Thursday, October 9, 2014

A00239 - Gerald Larue, Early Advocate of Right to Die

Photo
Professor Larue was the first president of the Hemlock Society. CreditAmerican Humanist Association
Continue reading the main storyShare This Page
Gerald A. Larue, an ordained minister, scholar and eventual agnostic who, as the first president of the Hemlock Society, was an early and leading advocate of giving the terminally ill the option to end their own lives, died on Sept. 17 in Newport Beach, Calif. He was 98.
His son, David, said the cause was a stroke.
“We had the chance to put him on a ventilator,” David Larue said, “but given that he’s the founding president of the Hemlock Society, I’d discussed that with him and knew that was not what he wanted to do.”
Professor Larue, who joined the religion department at the University of Southern California in 1958, challenged conventions long before he became involved in what is sometimes called the death with dignity movement. His own professors in college nicknamed him Heretic Larue, and he ceased working as a minister in 1953, the year he received his doctorate in theology. Years later, as his studies expanded to include archaeology, he enjoyed trying to debunk biblical stories.

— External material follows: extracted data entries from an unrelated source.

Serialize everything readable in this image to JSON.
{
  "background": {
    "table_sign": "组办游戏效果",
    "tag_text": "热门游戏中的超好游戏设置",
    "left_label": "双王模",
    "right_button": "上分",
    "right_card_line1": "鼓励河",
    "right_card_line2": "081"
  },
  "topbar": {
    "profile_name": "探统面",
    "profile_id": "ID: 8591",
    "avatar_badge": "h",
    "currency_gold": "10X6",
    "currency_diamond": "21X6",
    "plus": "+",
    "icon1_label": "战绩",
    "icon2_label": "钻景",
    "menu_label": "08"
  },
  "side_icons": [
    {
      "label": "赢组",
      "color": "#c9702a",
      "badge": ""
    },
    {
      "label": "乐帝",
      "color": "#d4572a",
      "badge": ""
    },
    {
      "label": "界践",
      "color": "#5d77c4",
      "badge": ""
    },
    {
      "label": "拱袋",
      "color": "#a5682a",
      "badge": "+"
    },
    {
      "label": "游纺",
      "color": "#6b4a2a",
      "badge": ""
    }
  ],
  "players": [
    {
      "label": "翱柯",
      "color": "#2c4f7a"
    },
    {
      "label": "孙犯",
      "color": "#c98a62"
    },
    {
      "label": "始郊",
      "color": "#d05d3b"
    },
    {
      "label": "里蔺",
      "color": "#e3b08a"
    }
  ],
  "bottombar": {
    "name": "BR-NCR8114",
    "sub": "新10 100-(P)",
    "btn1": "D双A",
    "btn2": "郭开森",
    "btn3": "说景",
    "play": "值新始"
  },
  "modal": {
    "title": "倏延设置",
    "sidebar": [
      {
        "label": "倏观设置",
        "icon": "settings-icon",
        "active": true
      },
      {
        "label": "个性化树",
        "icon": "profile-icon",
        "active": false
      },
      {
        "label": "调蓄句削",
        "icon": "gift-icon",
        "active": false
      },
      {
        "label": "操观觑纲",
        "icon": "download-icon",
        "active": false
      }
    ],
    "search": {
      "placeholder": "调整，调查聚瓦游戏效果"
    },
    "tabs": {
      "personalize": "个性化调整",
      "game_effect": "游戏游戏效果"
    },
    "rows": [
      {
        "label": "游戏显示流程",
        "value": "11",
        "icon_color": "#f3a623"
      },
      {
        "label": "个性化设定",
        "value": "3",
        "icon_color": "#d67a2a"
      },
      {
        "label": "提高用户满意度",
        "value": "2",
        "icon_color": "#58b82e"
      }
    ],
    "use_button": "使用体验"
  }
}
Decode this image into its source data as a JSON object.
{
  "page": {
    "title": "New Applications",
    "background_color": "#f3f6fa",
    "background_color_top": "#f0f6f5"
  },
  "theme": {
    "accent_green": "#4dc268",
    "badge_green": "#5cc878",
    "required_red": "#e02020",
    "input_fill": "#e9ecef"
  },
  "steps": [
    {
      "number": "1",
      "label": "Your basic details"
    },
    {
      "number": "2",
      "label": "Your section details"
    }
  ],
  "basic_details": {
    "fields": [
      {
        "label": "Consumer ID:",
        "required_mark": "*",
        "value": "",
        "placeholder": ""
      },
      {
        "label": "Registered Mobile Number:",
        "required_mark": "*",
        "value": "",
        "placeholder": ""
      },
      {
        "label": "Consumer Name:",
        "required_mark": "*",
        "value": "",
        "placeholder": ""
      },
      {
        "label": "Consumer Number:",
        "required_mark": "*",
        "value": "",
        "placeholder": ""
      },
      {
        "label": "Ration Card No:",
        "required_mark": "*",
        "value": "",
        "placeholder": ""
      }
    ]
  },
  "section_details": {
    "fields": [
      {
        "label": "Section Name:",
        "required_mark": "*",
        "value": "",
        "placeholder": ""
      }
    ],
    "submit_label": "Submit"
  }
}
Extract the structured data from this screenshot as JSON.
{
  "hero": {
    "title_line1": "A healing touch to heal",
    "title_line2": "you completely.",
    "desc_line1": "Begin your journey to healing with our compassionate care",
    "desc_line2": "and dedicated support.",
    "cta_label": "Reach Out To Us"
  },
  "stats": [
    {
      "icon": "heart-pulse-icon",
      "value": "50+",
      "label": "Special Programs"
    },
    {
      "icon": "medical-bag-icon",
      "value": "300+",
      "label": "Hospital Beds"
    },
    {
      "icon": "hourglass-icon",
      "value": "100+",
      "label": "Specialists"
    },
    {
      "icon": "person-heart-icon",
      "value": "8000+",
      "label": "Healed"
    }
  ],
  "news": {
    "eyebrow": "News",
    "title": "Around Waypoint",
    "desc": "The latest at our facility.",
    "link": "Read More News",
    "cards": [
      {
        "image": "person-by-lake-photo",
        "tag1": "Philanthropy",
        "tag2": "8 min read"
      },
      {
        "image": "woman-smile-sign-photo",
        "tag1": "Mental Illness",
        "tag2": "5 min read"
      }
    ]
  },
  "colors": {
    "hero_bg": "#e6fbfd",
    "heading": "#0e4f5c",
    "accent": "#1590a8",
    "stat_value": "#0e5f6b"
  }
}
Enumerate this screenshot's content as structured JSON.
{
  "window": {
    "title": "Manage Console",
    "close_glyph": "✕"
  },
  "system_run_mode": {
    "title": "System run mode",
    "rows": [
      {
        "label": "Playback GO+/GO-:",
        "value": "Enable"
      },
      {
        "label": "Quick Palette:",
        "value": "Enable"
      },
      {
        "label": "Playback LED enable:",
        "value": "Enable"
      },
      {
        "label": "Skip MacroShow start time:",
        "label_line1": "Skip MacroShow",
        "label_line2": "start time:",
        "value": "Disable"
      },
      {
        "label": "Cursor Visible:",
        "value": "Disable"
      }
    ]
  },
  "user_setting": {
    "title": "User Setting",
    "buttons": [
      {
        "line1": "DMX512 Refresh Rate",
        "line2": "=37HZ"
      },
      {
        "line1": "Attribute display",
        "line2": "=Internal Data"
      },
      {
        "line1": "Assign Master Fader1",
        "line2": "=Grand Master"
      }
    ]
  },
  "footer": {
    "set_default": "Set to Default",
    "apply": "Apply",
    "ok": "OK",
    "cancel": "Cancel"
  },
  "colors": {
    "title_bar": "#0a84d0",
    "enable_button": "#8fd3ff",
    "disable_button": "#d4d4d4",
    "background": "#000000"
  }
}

Lazarus rising from the tomb? Professor Larue argued that he might have awakened from a coma. In 1993, he told Time magazine that he had helped stage a hoax involving a fake fragment of Noah’s ark that was central to a film, “The Incredible Discovery of Noah’s Ark,” which was broadcast on CBS. A member of the Skeptics Society, he said he wanted to expose what he called shoddy research by the production company, Sun International Pictures.
Professor Larue, who was born and ordained in Canada, made his way from Christianity to what he called positive humanism and then the free-thought movement. As he put it in a video interview with U.S.C. in 2002, he was trying to answer a question: “How can we enhance the human dimensions that really bind us together, as opposed to the religions or the nationalities that separate us?”
He wrote scores of books and papers, often on sensitive topics. In 1983, he published “Sex and the Bible.” Two years later, he wrote “Euthanasia and Religion.”
His interest in end-of-life issues began in full in the 1970s. In 1976, he attended a retreat about death and dying with Elisabeth Kübler-Ross, the noted psychiatrist who helped change attitudes about caring for people who are dying. Four years later, he helped found the Hemlock Society with Derek Humphry, a British journalist who had written “Jean’s Way,” a book about his terminally ill wife’s decision to commit suicide in 1975.
Professor Larue served as president of the Hemlock Society for much of the 1980s, a role that drew criticism in some quarters at U.S.C. He retired from the religion department in 1981 and quickly moved to the gerontology department, where he was an adjunct professor.
Among the courses he helped develop was one on death and dying. One of his goals was to confront his young students with the reality and inevitability of death. To do so, he would circulate some of the cremated remains of Herman Harvey, a former psychology professor.
Professor Larue liked to say of his late colleague, “He is still teaching.”
In 2005, a successor to the Hemlock Society called End-of-Life Choices merged with another group to form Compassion & Choices, a leading advocacy group that has fought for the passage of right-to-die legislation in several states.
Gerald Alexander Larue was born on June 20, 1916, in Calgary, Alberta, the oldest son of a salesman who would lose his job during the Depression. Professor Larue attended the University of Alberta at Edmonton, where he received bachelor’s degrees in arts and divinity.
He was ordained as a minister in the United Church of Canada in 1945 and worked as a pastor in a remote area before enrolling in graduate school at the Pacific School of Religion in Berkeley, Calif. He received his doctorate in theology there in 1953.
Before joining U.S.C., he was a member of the National Council of Churches’ Committee on the Use and Understanding of the Bible.
In 2004, he received U.S.C.’s Faculty Lifetime Achievement Award. He was also a visiting professor and lecturer at many other universities and led archaeological expeditions in Israel.
Besides his son, survivors include two grandchildren. Another son, Gerald Jr., died in 2001. Professor Larue’s two marriages ended in divorce.
David Larue said that his father liked religion for all the good it could inspire people to do, but that he was not much for worship and praise — or rigidity.
“He was really trying to define how you can live your life without external laws that were set down thousands of years ago that were in many cases wrong,” he said.